Bighorn Basin Dinosaur Project Logo, Artist: Jason C. Poole

The Bighorn Basin Dinosaur Project (BBDP) is a paleontological research and education group focusing on the Mesozoic ecosystems of the Bighorn Basin in northern Wyoming and southern Montana, U.S.A.

BBDP is headquartered in the Bureau of Natural History at the New Jersey State Museum (NJSM) in Trenton, New Jersey, United States, but has welcomed increasing research and educational collaborations with paleontologists from the Academy of Natural Sciences of Drexel University in Philadelphia, Pennsylvania, the Wyoming Dinosaur Center in Thermopolis, Wyoming, and The Woods Project of Houston, Texas.

== History ==
The New Jersey State Museum’s activities in the Bighorn Basin of northern Wyoming and southern Montana continues a long tradition of paleontological research in the region by some of the science's founding fathers in North America, including many with ties to Princeton University. William Berryman Scott, Francis Spier, and Henry Fairfield Osborne all visited the region in the 1880s, though these expeditions were largely unsuccessful. W. B. Scott's student and successor, William J. Sinclair, first teamed with American Museum of Natural History paleontologist Walter W. Granger in 1910 which resulted in numerous, far more successful expeditions to the region. Together, Sinclair and Granger established the Bighorn Basin as a significant region for Cenozoic fossils. Sinclair continued his expeditions into the region through the 1920s with additional Princeton students, including Glenn Jepsen, who dedicated the remainder of his professional career to the study of Paleocene mammals of the Bighorn Basin. Jepsen, in turn, introduced many more Princeton paleontology students to the region, including present-day paleontologists Philip D. Gingerich, Barbara Grandstaff, and David Parris. David Parris has continued the tradition, spending much of his nearly 50-year career studying the fossil ecosystems of the northern Bighorn Basin, almost entirely as a paleontologist in the Bureau of Natural History at the New Jersey State Museum.

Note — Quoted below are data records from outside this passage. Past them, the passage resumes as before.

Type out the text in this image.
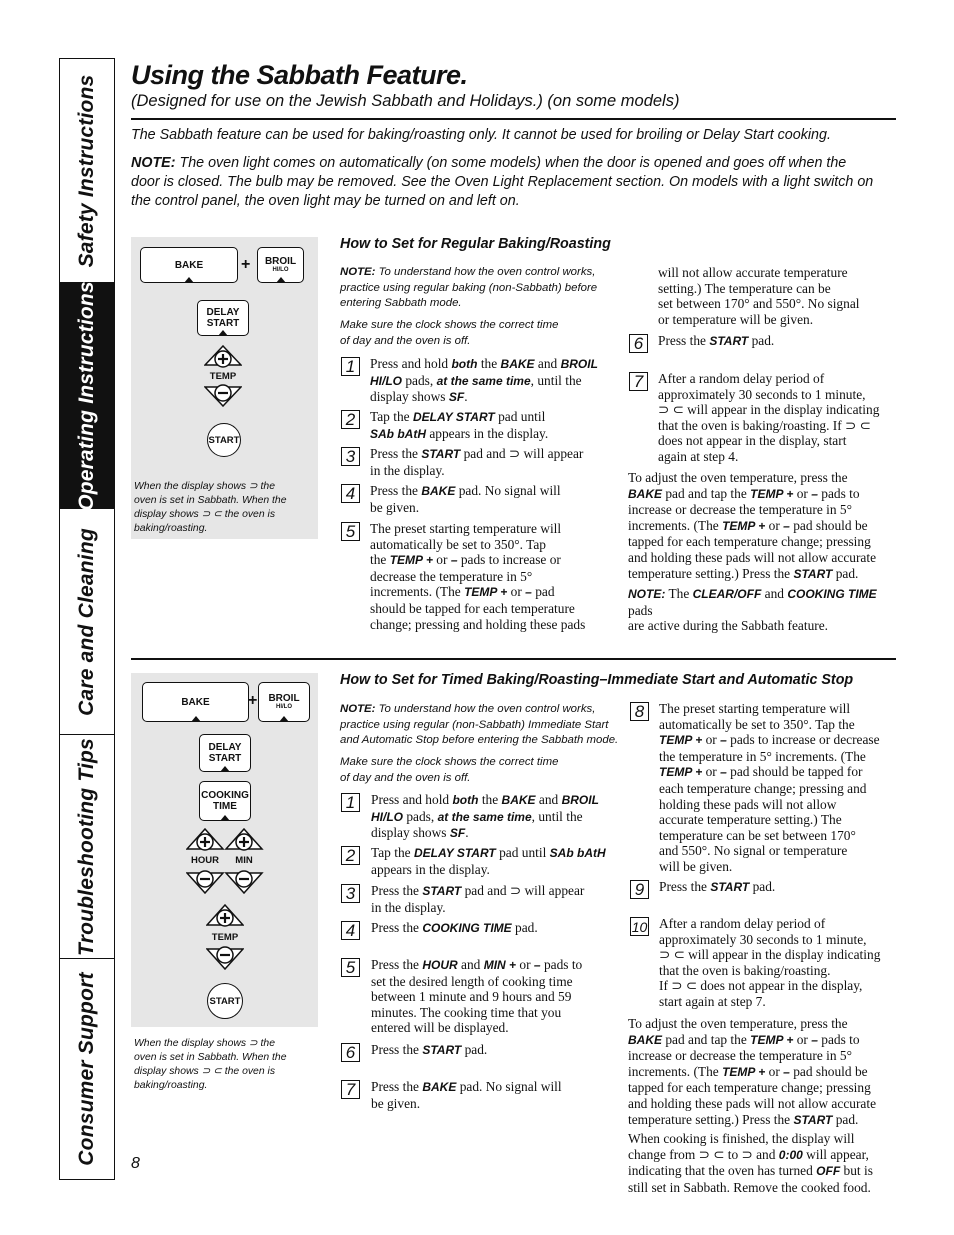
Safety Instructions
Operating Instructions
Care and Cleaning
Troubleshooting Tips
Consumer Support
Using the Sabbath Feature.
(Designed for use on the Jewish Sabbath and Holidays.) (on some models)

The Sabbath feature can be used for baking/roasting only. It cannot be used for broiling or Delay Start cooking.

NOTE: The oven light comes on automatically (on some models) when the door is opened and goes off when the
door is closed. The bulb may be removed. See the Oven Light Replacement section. On models with a light switch on
the control panel, the oven light may be turned on and left on.

BAKE + BROIL
HI/LO
DELAY
START
TEMP
START
When the display shows ⊃ the
oven is set in Sabbath. When the
display shows ⊃ ⊂ the oven is
baking/roasting.
How to Set for Regular Baking/Roasting
NOTE: To understand how the oven control works,
practice using regular baking (non-Sabbath) before
entering Sabbath mode.
Make sure the clock shows the correct time
of day and the oven is off.
1	Press and hold both the BAKE and BROIL
HI/LO pads, at the same time, until the
display shows SF.
2	Tap the DELAY START pad until
SAb bAtH appears in the display.
3	Press the START pad and ⊃ will appear
in the display.
4	Press the BAKE pad. No signal will
be given.
5	The preset starting temperature will
automatically be set to 350°. Tap
the TEMP + or – pads to increase or
decrease the temperature in 5°
increments. (The TEMP + or – pad
should be tapped for each temperature
change; pressing and holding these pads
will not allow accurate temperature
setting.) The temperature can be
set between 170° and 550°. No signal
or temperature will be given.
6	Press the START pad.
7	After a random delay period of
approximately 30 seconds to 1 minute,
⊃ ⊂ will appear in the display indicating
that the oven is baking/roasting. If ⊃ ⊂
does not appear in the display, start
again at step 4.
To adjust the oven temperature, press the
BAKE pad and tap the TEMP + or – pads to
increase or decrease the temperature in 5°
increments. (The TEMP + or – pad should be
tapped for each temperature change; pressing
and holding these pads will not allow accurate
temperature setting.) Press the START pad.
NOTE: The CLEAR/OFF and COOKING TIME pads
are active during the Sabbath feature.
BAKE + BROIL
HI/LO
DELAY
START
COOKING
TIME
HOUR	MIN
TEMP
START
When the display shows ⊃ the
oven is set in Sabbath. When the
display shows ⊃ ⊂ the oven is
baking/roasting.
How to Set for Timed Baking/Roasting–Immediate Start and Automatic Stop
NOTE: To understand how the oven control works,
practice using regular (non-Sabbath) Immediate Start
and Automatic Stop before entering the Sabbath mode.
Make sure the clock shows the correct time
of day and the oven is off.
1	Press and hold both the BAKE and BROIL
HI/LO pads, at the same time, until the
display shows SF.
2	Tap the DELAY START pad until SAb bAtH
appears in the display.
3	Press the START pad and ⊃ will appear
in the display.
4	Press the COOKING TIME pad.
5	Press the HOUR and MIN + or – pads to
set the desired length of cooking time
between 1 minute and 9 hours and 59
minutes. The cooking time that you
entered will be displayed.
6	Press the START pad.
7	Press the BAKE pad. No signal will
be given.
8	The preset starting temperature will
automatically be set to 350°. Tap the
TEMP + or – pads to increase or decrease
the temperature in 5° increments. (The
TEMP + or – pad should be tapped for
each temperature change; pressing and
holding these pads will not allow
accurate temperature setting.) The
temperature can be set between 170°
and 550°. No signal or temperature
will be given.
9	Press the START pad.
10 After a random delay period of
approximately 30 seconds to 1 minute,
⊃ ⊂ will appear in the display indicating
that the oven is baking/roasting.
If ⊃ ⊂ does not appear in the display,
start again at step 7.
To adjust the oven temperature, press the
BAKE pad and tap the TEMP + or – pads to
increase or decrease the temperature in 5°
increments. (The TEMP + or – pad should be
tapped for each temperature change; pressing
and holding these pads will not allow accurate
temperature setting.) Press the START pad.
When cooking is finished, the display will
change from ⊃ ⊂ to ⊃ and 0:00 will appear,
indicating that the oven has turned OFF but is
still set in Sabbath. Remove the cooked food.
8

As the Curator of Natural History at the NJSM, David Parris began leading students, colleagues, and volunteers to the region on paleontological expeditions to the Bighorn Basin annually from 2001 through 2010. Jason Schein, Assistant Curator of Natural History at the New Jersey State Museum, has continued the efforts, leading the annual expeditions since 2011, with Parris taking more of an advisory role in the expeditions and research projects.

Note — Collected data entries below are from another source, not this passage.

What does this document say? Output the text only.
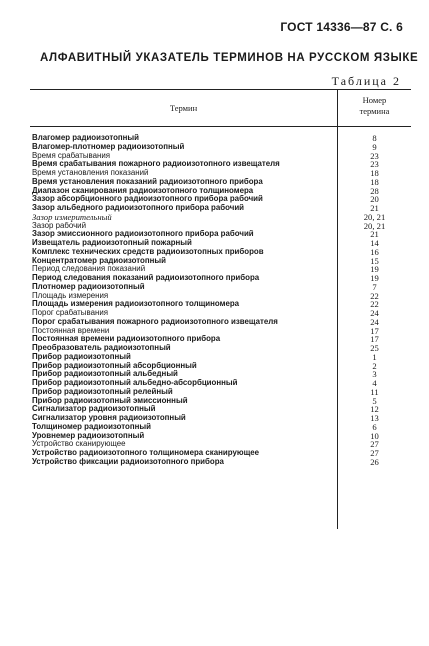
ГОСТ 14336—87 С. 6
АЛФАВИТНЫЙ УКАЗАТЕЛЬ ТЕРМИНОВ НА РУССКОМ ЯЗЫКЕ
Таблица 2
Термин
Номер
термина
Влагомер радиоизотопный	8
Влагомер-плотномер радиоизотопный	9
Время срабатывания	23
Время срабатывания пожарного радиоизотопного извещателя	23
Время установления показаний	18
Время установления показаний радиоизотопного прибора	18
Диапазон сканирования радиоизотопного толщиномера	28
Зазор абсорбционного радиоизотопного прибора рабочий	20
Зазор альбедного радиоизотопного прибора рабочий	21
Зазор измерительный	20, 21
Зазор рабочий	20, 21
Зазор эмиссионного радиоизотопного прибора рабочий	21
Извещатель радиоизотопный пожарный	14
Комплекс технических средств радиоизотопных приборов	16
Концентратомер радиоизотопный	15
Период следования показаний	19
Период следования показаний радиоизотопного прибора	19
Плотномер радиоизотопный	7
Площадь измерения	22
Площадь измерения радиоизотопного толщиномера	22
Порог срабатывания	24
Порог срабатывания пожарного радиоизотопного извещателя	24
Постоянная времени	17
Постоянная времени радиоизотопного прибора	17
Преобразователь радиоизотопный	25
Прибор радиоизотопный	1
Прибор радиоизотопный абсорбционный	2
Прибор радиоизотопный альбедный	3
Прибор радиоизотопный альбедно-абсорбционный	4
Прибор радиоизотопный релейный	11
Прибор радиоизотопный эмиссионный	5
Сигнализатор радиоизотопный	12
Сигнализатор уровня радиоизотопный	13
Толщиномер радиоизотопный	6
Уровнемер радиоизотопный	10
Устройство сканирующее	27
Устройство радиоизотопного толщиномера сканирующее	27
Устройство фиксации радиоизотопного прибора	26
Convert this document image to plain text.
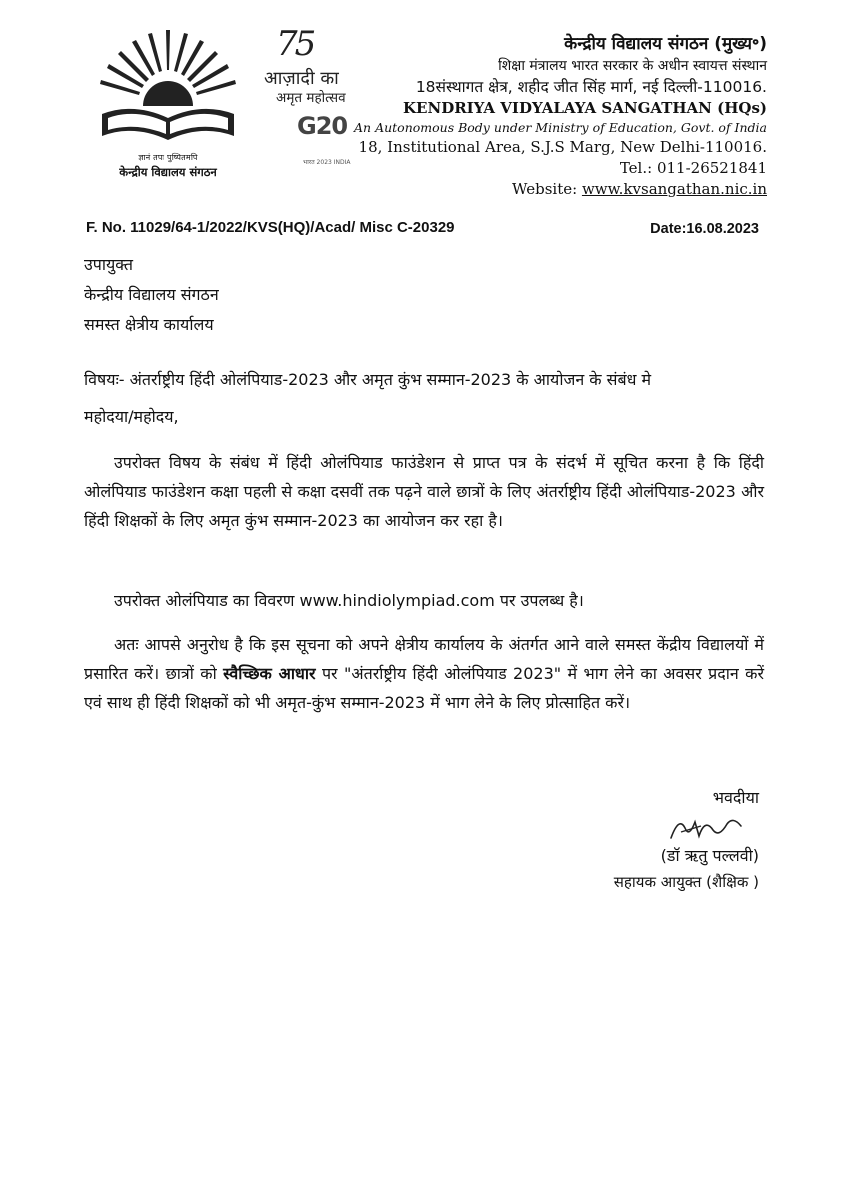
ज्ञानं तपः पुष्पितमपि
केन्द्रीय विद्यालय संगठन
75
आज़ादी का
अमृत महोत्सव
G20
भारत 2023 INDIA
केन्द्रीय विद्यालय संगठन (मुख्य॰)
शिक्षा मंत्रालय भारत सरकार के अधीन स्वायत्त संस्थान
18संस्थागत क्षेत्र, शहीद जीत सिंह मार्ग, नई दिल्ली-110016.
KENDRIYA VIDYALAYA SANGATHAN (HQs)
An Autonomous Body under Ministry of Education, Govt. of India
18, Institutional Area, S.J.S Marg, New Delhi-110016.
Tel.: 011-26521841
Website: www.kvsangathan.nic.in
F. No. 11029/64-1/2022/KVS(HQ)/Acad/ Misc C-20329	Date:16.08.2023
उपायुक्त
केन्द्रीय विद्यालय संगठन
समस्त क्षेत्रीय कार्यालय
विषयः- अंतर्राष्ट्रीय हिंदी ओलंपियाड-2023 और अमृत कुंभ सम्मान-2023 के आयोजन के संबंध मे
महोदया/महोदय,
उपरोक्त विषय के संबंध में हिंदी ओलंपियाड फाउंडेशन से प्राप्त पत्र के संदर्भ में सूचित करना है कि हिंदी ओलंपियाड फाउंडेशन कक्षा पहली से कक्षा दसवीं तक पढ़ने वाले छात्रों के लिए अंतर्राष्ट्रीय हिंदी ओलंपियाड-2023 और हिंदी शिक्षकों के लिए अमृत कुंभ सम्मान-2023 का आयोजन कर रहा है।
उपरोक्त ओलंपियाड का विवरण www.hindiolympiad.com पर उपलब्ध है।
अतः आपसे अनुरोध है कि इस सूचना को अपने क्षेत्रीय कार्यालय के अंतर्गत आने वाले समस्त केंद्रीय विद्यालयों में प्रसारित करें। छात्रों को स्वैच्छिक आधार पर "अंतर्राष्ट्रीय हिंदी ओलंपियाड 2023" में भाग लेने का अवसर प्रदान करें एवं साथ ही हिंदी शिक्षकों को भी अमृत-कुंभ सम्मान-2023 में भाग लेने के लिए प्रोत्साहित करें।
भवदीया
(डॉ ऋतु पल्लवी)
सहायक आयुक्त (शैक्षिक )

In 2015, the NJSM’s research efforts in the Bighorn Basin were formalized under the name "Bighorn Basin Dinosaur Project." The field headquarters for the BBDP are located at the Yellowstone-Bighorn Research Association in Red Lodge, Montana. The stated research goals of the BBDP are to study and understand, to the greatest extent possible, the ecosystems that existed throughout that region during the Mesozoic and the early Cenozoic eras.